Pour le secteur des conteneurisés, la crise a certes freiné la croissance de la demande, les
transporteurs maritimes du secteurs ont mis en place une panoplie de stratégies pour assurer
leurs compétitivités en réagissant sur leurs offres, et ce, par élargissement des capacités de
navires, globalisation de leurs services, l'organisation en système de conférence, de
consortiums et d'alliance stratégique, le low-steaming (réduction de la vitesse de navires) etc.
5
L'analyse de la conjoncture économique dans laquelle évoluent les ports et terminaux à
conteneurs semble d'un intérêt majeur, elle permet de détecter les opportunités et les menaces
dont repose le shipping business.
Depuis l'introduction des conteneurs ISO (de dimension standard) en 1960, le secteur de
conteneurisés ne cesse de prospérer, la CNUCED estime en 2014 un trafic mondial d'environ
684 millions evp (CNUCED, 2015) (Voir annexe 1).
Dans ce contexte, les compagnies maritimes recherchent des ports/terminaux les mieux placés
c’est-à-dire sur des routes les plus alimentées en termes de trafic de marchandises
conteneurisées. La route Est – Ouest reliant les pôles de la triade1 est la plus dynamique
devançant pour la première fois en 2007 la route de Transpacifique reliant l’Asie à
l’Amérique. Ceci est dû notamment à la prédominance de la Chine dans le commerce euro-
méditerranéen particulièrement suite à son adhésion à l’OMC en 2001 (Annexe 2).
De nouvelles contraintes se sont apparues avec la surcapacité. Cette dernière se traduit par une
augmentation supérieure démesurée de l'offre par rapport à la demande, les ports/terminaux
ne cessent de chercher à apporter des réponses satisfaisantes à leurs clients, ils essayent de
soit diminuer le coût de la manutention pour avoir un avantage compétitif sur cet aspect
pécuniaire soit améliorer la qualité du service en réduisant le temps de séjours de navires,
donc en augmentant la productivité (opérative).

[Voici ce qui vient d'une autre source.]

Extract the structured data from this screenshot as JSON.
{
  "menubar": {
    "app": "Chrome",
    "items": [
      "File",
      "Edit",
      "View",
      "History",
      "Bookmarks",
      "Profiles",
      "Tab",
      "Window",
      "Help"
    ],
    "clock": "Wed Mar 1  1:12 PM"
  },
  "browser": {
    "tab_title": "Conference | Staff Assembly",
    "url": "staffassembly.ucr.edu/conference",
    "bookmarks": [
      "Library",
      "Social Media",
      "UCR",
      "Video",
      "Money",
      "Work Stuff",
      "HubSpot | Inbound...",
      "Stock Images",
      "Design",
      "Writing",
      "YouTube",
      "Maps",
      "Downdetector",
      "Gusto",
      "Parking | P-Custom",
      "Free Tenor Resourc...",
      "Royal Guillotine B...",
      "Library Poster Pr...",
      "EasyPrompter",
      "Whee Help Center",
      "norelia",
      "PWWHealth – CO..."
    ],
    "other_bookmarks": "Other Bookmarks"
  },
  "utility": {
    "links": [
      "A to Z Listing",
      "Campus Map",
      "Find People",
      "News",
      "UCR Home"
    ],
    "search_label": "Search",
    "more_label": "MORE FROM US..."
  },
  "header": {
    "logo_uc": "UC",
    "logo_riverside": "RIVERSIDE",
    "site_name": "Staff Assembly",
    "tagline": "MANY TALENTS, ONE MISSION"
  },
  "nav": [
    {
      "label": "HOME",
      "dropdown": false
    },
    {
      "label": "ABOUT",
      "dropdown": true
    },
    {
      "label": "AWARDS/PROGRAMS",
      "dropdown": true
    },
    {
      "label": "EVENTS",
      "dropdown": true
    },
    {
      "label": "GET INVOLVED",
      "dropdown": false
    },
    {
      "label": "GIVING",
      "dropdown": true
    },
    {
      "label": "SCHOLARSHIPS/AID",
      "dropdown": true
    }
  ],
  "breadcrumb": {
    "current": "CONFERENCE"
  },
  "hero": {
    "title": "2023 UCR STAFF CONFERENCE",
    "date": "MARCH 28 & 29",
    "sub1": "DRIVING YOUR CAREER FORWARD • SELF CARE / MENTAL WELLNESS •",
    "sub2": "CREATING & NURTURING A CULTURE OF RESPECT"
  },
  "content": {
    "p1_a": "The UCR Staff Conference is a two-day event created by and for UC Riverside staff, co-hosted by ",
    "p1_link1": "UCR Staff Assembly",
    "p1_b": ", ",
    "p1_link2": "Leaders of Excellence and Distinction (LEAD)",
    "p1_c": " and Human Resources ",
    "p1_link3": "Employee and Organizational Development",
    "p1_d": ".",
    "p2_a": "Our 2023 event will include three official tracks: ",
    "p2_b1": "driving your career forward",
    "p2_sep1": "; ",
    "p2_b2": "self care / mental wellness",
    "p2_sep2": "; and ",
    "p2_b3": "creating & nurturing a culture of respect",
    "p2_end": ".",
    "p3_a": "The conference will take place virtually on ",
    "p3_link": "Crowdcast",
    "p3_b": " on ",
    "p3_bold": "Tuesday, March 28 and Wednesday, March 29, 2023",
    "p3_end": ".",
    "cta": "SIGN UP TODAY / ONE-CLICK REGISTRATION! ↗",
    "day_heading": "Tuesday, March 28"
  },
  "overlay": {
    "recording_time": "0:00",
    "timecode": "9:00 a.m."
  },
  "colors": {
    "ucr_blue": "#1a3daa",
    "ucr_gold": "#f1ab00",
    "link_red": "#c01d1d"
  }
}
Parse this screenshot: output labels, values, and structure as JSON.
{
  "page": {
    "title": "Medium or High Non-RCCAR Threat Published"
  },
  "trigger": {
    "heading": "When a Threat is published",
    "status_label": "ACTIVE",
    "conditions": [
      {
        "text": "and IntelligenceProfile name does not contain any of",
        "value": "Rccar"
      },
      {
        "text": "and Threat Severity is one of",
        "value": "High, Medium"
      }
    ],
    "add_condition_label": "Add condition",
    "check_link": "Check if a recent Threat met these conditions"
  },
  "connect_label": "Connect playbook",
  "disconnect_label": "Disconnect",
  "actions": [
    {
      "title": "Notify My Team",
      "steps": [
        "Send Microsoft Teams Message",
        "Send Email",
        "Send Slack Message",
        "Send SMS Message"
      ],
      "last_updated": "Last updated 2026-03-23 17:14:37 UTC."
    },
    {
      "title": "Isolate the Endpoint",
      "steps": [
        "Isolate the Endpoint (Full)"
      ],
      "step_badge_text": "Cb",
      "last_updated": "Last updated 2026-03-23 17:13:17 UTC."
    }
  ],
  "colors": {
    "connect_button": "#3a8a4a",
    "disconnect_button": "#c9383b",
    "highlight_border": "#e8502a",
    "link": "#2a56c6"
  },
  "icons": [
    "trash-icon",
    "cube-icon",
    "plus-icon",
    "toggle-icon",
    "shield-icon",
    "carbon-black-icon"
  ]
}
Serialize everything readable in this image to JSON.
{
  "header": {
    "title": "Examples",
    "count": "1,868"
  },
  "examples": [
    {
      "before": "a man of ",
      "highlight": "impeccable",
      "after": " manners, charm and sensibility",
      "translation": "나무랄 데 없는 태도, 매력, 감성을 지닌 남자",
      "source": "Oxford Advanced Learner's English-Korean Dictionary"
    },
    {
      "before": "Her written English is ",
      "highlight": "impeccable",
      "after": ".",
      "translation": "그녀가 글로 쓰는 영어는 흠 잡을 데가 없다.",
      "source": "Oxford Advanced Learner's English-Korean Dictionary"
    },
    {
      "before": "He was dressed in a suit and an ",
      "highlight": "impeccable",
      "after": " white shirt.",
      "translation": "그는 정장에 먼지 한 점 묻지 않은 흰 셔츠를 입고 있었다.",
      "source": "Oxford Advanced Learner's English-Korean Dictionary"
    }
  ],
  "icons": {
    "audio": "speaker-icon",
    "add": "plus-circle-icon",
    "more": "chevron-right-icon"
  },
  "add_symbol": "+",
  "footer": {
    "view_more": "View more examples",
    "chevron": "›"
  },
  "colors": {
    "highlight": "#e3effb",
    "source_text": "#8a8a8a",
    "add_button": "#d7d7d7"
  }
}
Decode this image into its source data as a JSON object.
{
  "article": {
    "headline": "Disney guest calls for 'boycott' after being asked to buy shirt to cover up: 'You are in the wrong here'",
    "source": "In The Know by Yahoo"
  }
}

Dans la conception des ports/terminaux, le management doit alors trouver le juste milieu entre
ressources employées et objectifs à atteindre. Compte tenu des conjonctures et de l'évolution
du marché, le management portuaire doit assurer des investissements adaptés à la production
actuelle ou de forecast, de nombreux travaux identifient l'issue de conception du port/terminal
et d'acquisition d'infrastructure et des biens technologiques (équipements) comme une
décision de première instance; et il ne suffit pas d'investir initialement lors de la mise place du
projet sinon de faire le suivi tout au long du cycle afin d'actualiser ses compétences. Le
pilotage et l'évaluation de la performance sont impératifs, une tâche très ardue.
1 La triade désigne en géographie économique les trois pôles qui dominent actuellement l'économie
mondiale : l'Asie orientale, l'Europe occidentale et l'Amérique du Nord.
6
Les ports faisant référence souvent aux autorités portuaires, et les terminaux portuaires faisant
référence aux stevedores sont de plus en plus sous pression concurrentielle, ils sont à la quête
perpétuelle de la performance afin de répondre aux aspirations des parties prenantes et pour
contribuer à la compétitivité au niveau international (Tongzon 1989), d'ailleurs c'est dans cette
logique qu'a été créé ex nihilo le port Tanger-Med.
Les ports/terminaux ont été considérés pendant longtemps comme un maillon faible de la
supply chain maritime, nécessitant alors l'intervention de toutes les intelligences
économiques pour repenser ses méthodes de gestion afin d'éviter de préjudicier la chaine
logistique globale, pourtant les différences qui existent dans chaque segment du secteur
portuaire posent un problème de mesure d'efficacité.
Cette question de mesure est soulevée chaque fois qu'on essaye de procéder à l'évaluation de
la performance portuaire, la difficulté provient principalement, 1) de l'évolution continue du
secteur, 2) des différentes approches de mesures et 3) des différences d'objectif et du sens que
recherche chacun. Les contraintes de trouver des standards de mesures émanent des myriades
d'indicateurs usurpés en matière d'efficacité et d'efficience.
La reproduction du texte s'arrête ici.